Study shows family and location change a pet’s status in household

Posted By elaine on August 16, 2010

In the movie  Lady and the Tramp, Lady is told “When the baby moves in, the dog moves out,”  by the other dogs.  Turns out, they may have been right, at least partially right.

People without children are more likely to treat pets like kids.

A new study shows that pets often lose their status as “children” when owners start having children.

“If you have kids, you have less time to spend with your pets. That’s part of it, but not the whole story. People who think of their pets as their children often re-evaluate this thought when they have human children of their own,” say study author David Blouin, of Indiana University.

Also A pet’s status in a family may be influenced by where the owners live, new research suggests.

Farm dogs are less likely to be treated like little people

People who regard pets as children tend to have a city background, for example, while those in rural areas have a more practical attitude, said study author David Blouin, of Indiana University.
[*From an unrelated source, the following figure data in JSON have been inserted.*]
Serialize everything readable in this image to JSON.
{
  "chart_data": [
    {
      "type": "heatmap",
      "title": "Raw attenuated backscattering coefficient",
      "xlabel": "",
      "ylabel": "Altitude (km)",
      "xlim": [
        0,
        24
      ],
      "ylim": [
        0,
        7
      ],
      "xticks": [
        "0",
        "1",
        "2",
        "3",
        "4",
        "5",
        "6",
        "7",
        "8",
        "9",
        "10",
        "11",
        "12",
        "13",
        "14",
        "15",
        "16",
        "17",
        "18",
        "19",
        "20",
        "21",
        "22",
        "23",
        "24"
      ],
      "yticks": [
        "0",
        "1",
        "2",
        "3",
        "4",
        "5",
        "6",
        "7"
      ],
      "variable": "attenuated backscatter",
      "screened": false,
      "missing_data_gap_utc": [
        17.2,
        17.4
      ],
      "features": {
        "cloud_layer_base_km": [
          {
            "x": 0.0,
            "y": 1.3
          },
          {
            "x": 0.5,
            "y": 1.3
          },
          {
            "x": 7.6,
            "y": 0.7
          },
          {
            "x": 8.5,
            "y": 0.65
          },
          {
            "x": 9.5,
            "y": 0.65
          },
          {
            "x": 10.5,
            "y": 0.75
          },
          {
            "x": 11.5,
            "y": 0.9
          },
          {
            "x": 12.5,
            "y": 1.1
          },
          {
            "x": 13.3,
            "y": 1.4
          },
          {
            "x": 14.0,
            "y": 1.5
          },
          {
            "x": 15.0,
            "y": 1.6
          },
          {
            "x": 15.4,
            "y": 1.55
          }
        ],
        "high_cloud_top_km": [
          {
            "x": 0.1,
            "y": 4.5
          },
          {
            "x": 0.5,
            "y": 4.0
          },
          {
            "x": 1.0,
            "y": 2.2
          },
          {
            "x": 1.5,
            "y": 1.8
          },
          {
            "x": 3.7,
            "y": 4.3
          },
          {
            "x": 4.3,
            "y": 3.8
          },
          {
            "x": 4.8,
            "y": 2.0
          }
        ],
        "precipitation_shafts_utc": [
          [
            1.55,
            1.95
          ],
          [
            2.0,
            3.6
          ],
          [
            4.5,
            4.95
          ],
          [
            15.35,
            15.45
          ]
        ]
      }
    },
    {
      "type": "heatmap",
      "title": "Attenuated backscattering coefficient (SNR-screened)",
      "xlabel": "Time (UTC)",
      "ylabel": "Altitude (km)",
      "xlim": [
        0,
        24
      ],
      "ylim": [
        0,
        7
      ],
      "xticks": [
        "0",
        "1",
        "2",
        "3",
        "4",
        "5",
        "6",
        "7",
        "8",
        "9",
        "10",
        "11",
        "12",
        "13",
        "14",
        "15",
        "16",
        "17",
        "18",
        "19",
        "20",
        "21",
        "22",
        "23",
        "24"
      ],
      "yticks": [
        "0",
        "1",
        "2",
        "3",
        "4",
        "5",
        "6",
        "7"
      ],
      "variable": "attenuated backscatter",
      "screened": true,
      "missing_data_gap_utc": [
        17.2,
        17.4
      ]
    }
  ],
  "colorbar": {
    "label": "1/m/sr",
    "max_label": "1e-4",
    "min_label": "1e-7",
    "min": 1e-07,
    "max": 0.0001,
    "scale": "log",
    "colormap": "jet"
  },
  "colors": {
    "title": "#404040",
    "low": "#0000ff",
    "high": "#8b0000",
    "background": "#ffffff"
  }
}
“To think of pets as just another animal is not uncommon in rural areas, which makes sense given the utilitarian relationships people in rural areas are more likely to have with a range of different animals — from farm to wild animals,” Blouin, an assistant professor in the sociology and anthropology department at Indiana University South Bend, said in an American Sociological Association news release.

Among the other findings:

* Many people have very intense attachments to their pets, who are often an integral part of the owner’s daily routine.

* Ninety-three percent of dog owners and 77 percent of cat owners take their pets to the veterinarian at least once a year.

* Eighty-one percent of dog owners and 67.5 of cat owners spend two or more hours daily with their pets.

* Many owners said their pet’s health was a major concern and some admitted spending substantial amounts of money on their pet’s health for routine care (including vaccinations) and more serious conditions such as skin allergies, diabetes and Crohn’s disease.

The study was presented Sunday at the American Sociological Association annual meeting in Atlanta.